Tim Pearson, the home's owner at the time, renovated the house between 1999 and 2016. The house was subsequently placed on sale in March 2016 for $1.25 million, and Samantha Lotti acquired the Balch House that year for $1.126 million. The firm of Tom Bassett-Dilley Architects was hired to reduce the house's carbon footprint to net zero. This work included replacing the roof with an airtight membrane, insulating the windows and second-floor ceiling, restoring the ceiling, and adding a geothermal heating system. By 2024, Lotti had spent $800,000 renovating the house, excluding the cost of solar panels, which she planned to install at a later date. Lotti placed the house for sale at $1.5 million that September, signing a contract with a buyer the same month.

==Architecture==
The Balch House is one of Wright's first flat-roofed houses and its proportions are taller compared with later flat-roofed homes he designed. Wright brought new drama to his Prairie style with the addition of the flat roof. The expansive roof further refined the simplicity of Wright's Prairie style house. The house has broad, overhanging eaves, common to Prairie houses and in the case of the Balch House they further emphasize the Prairie theme. The exterior is sheathed in stucco which provides a sculpting effect on the exterior. The original color of the stucco on the exterior is unknown but photographs show that the house has undergone color changes.

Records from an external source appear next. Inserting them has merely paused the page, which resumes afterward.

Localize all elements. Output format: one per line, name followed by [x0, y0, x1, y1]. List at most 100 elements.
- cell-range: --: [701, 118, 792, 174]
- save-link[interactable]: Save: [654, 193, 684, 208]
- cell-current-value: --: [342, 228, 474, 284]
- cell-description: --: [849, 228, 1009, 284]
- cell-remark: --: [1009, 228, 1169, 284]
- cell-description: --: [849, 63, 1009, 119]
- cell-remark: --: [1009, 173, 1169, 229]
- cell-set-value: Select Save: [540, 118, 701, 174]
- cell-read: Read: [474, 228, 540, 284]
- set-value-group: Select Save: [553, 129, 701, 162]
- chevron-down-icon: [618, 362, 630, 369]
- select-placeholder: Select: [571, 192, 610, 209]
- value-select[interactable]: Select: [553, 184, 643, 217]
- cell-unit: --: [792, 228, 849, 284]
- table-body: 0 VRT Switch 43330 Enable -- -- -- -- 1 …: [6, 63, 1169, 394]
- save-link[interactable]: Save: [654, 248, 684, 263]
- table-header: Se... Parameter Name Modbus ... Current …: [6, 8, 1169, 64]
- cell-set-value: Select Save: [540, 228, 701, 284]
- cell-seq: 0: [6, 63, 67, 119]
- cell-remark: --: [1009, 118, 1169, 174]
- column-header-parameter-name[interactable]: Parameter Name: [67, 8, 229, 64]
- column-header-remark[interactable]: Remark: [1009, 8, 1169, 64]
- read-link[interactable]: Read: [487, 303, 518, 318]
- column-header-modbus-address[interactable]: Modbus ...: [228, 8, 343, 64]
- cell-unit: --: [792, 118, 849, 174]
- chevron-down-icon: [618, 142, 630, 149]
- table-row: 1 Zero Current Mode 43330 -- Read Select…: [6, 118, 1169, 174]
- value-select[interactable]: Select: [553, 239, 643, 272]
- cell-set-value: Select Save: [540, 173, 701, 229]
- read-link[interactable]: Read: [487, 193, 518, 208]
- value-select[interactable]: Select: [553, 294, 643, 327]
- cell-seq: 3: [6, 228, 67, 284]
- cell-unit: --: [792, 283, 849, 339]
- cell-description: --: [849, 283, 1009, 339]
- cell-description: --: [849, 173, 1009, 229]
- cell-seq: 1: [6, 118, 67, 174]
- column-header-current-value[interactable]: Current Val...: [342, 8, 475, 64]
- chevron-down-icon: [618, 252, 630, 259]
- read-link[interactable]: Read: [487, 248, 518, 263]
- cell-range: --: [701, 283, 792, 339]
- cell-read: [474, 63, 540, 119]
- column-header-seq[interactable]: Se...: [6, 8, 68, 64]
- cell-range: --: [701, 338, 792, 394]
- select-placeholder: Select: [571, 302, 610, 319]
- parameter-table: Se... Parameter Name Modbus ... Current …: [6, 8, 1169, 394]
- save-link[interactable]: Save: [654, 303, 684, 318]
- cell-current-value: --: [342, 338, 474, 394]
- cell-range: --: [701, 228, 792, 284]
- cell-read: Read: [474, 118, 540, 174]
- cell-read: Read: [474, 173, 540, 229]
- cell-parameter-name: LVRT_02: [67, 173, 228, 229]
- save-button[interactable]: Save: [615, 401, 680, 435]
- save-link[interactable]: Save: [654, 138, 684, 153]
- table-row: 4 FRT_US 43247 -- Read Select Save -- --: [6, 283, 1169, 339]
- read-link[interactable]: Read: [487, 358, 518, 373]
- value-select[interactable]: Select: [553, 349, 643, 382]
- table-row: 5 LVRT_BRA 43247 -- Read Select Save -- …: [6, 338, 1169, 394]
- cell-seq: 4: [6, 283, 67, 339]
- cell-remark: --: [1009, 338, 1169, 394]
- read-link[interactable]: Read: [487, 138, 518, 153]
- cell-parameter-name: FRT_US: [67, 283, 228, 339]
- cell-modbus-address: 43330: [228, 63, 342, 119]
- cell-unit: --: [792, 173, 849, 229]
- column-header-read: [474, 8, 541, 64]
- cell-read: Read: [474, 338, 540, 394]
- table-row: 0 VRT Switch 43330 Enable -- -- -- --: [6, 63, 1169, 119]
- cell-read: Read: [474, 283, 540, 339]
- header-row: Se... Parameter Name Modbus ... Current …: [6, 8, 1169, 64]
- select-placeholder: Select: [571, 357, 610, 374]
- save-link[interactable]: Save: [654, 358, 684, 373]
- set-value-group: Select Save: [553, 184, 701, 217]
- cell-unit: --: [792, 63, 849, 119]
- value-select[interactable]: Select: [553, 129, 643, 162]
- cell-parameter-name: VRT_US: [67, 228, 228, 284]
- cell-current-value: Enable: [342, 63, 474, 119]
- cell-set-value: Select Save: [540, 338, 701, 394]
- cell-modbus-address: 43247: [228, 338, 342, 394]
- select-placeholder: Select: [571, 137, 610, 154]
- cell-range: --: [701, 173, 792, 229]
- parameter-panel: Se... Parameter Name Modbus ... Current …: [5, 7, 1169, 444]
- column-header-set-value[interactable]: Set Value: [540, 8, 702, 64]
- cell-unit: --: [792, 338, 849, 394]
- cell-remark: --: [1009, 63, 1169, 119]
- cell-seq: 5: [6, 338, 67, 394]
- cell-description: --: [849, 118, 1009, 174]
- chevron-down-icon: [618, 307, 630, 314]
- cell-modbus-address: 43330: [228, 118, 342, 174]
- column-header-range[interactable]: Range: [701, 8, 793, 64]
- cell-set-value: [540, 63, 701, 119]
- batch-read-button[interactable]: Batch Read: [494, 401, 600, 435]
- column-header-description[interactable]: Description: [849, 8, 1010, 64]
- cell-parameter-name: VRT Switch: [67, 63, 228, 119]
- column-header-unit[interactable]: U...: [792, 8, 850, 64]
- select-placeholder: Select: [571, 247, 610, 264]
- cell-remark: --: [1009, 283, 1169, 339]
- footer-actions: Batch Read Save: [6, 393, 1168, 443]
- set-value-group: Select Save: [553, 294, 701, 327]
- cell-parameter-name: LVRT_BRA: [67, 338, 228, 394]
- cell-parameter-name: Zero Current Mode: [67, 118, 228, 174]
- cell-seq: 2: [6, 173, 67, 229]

The design of the house is symbolic in its heightened terrace walls, the security walls and its hidden and obscured entryway. The house clearly shows the signs of someone who feels trapped or "under siege." The events of Wright's personal life may be reflected in the design of the Balch House. Regardless, the house has a remarkable linear proportion and Wright managed to raise the eyeline with the rows of windows on the home's second floor. The home is part of a series of geometric, cubic homes with overhanging, flat roofs designed by Wright in the early 20th century. The first was the Laura Gale House in Oak Park, Illinois, followed by the Oscar B. Balch House, also in Oak Park, Coonley Kindergarten, the Bogh House and then the Bach House.

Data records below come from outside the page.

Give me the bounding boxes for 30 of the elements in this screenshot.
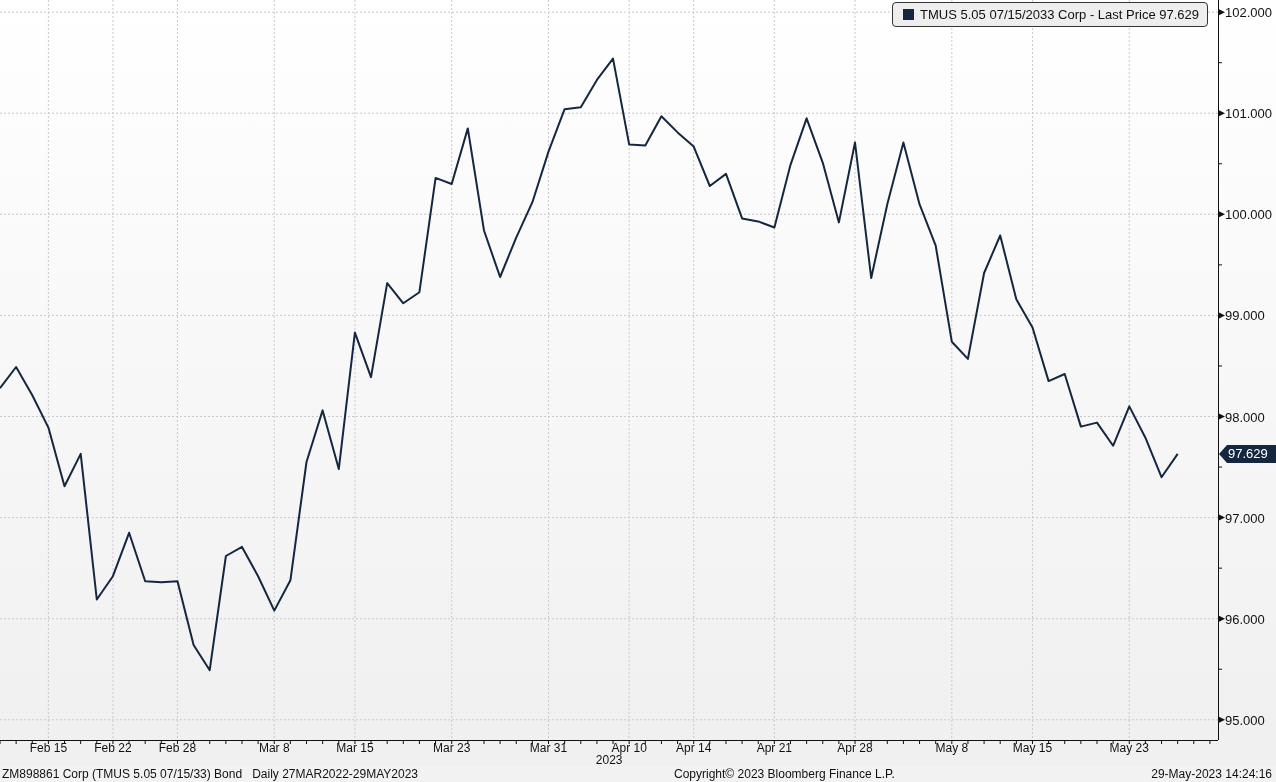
axis-label: 102.000 bbox=[1225, 5, 1272, 21]
axis-label: 96.000 bbox=[1225, 611, 1265, 627]
security-label: ZM898861 Corp (TMUS 5.05 07/15/33) Bond bbox=[2, 767, 243, 781]
axis-label: Feb 22 bbox=[94, 741, 132, 755]
axis-label: Mar 31 bbox=[529, 741, 568, 755]
axis-label: 100.000 bbox=[1225, 207, 1272, 223]
axis-label: Mar 15 bbox=[336, 741, 374, 755]
copyright-text: Copyright© 2023 Bloomberg Finance L.P. bbox=[674, 767, 896, 781]
axis-label: Feb 28 bbox=[158, 741, 197, 755]
axis-label: 95.000 bbox=[1225, 712, 1265, 728]
year-label: 2023 bbox=[595, 753, 623, 766]
axis-label: Apr 21 bbox=[756, 741, 793, 755]
axis-label: 99.000 bbox=[1225, 308, 1265, 324]
axis-label: 98.000 bbox=[1225, 409, 1265, 425]
last-price-tag: 97.629 bbox=[1219, 444, 1276, 463]
axis-label: Apr 14 bbox=[676, 741, 712, 755]
axis-label: Apr 28 bbox=[837, 741, 873, 755]
axis-label: 97.000 bbox=[1225, 510, 1265, 526]
date-range: Daily 27MAR2022-29MAY2023 bbox=[252, 767, 418, 781]
legend-label: TMUS 5.05 07/15/2033 Corp - Last Price 97.629 bbox=[920, 7, 1199, 22]
axis-label: May 23 bbox=[1109, 741, 1149, 755]
axis-label: May 8 bbox=[935, 741, 969, 755]
timestamp: 29-May-2023 14:24:16 bbox=[1151, 767, 1272, 781]
axis-label: 101.000 bbox=[1225, 106, 1272, 122]
axis-label: Apr 10 bbox=[611, 741, 647, 755]
legend-swatch bbox=[903, 9, 915, 20]
axis-label: Feb 15 bbox=[29, 741, 68, 755]
axis-label: May 15 bbox=[1012, 741, 1053, 755]
axis-label: Mar 23 bbox=[433, 741, 471, 755]
axis-label: Mar 8 bbox=[258, 741, 290, 755]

The first floor plan is similar to the Edwin H. Cheney House; both have a three part first floor layout that includes a library, a dining room and a living room. The interior spaces are separated by "low decks set at the window heads." In the living room the house is anchored by a Roman brick fireplace at its center and there are libraries on either side of two small setback pavilions. These features help the building's interior flow and symmetry. Copious use of glass brings natural light into the interior.

==Significance==
The Oscar Balch House represents Frank Lloyd Wright's defiant return to the streets of Oak Park and to architecture after his absence and concurrent trip to Europe with Mamah Borthwick Cheney. The house was called "forged of Wright's personal courage and cheeky moral humbridge" by historian Thomas O'Gorman. O'Gorman concluded it was possible that the Balch House provides a rare glimpse into the subconscious mind of Frank Lloyd Wright. The Balch House is an example of Frank Lloyd Wright's fully mature Prairie style. Its flat roof and horizontal linearity are a continuation of the ideas Wright began to manifest in the Mrs. Thomas H. Gale House in 1909.

The Oscar B. Balch House is listed as a contributing property to the Frank Lloyd Wright-Prairie School of Architecture Historic District. The historic district was added to the U.S. National Register of Historic Places on December 4, 1973. The Balch House stands across the street from the home where Ernest Hemingway spent his boyhood years.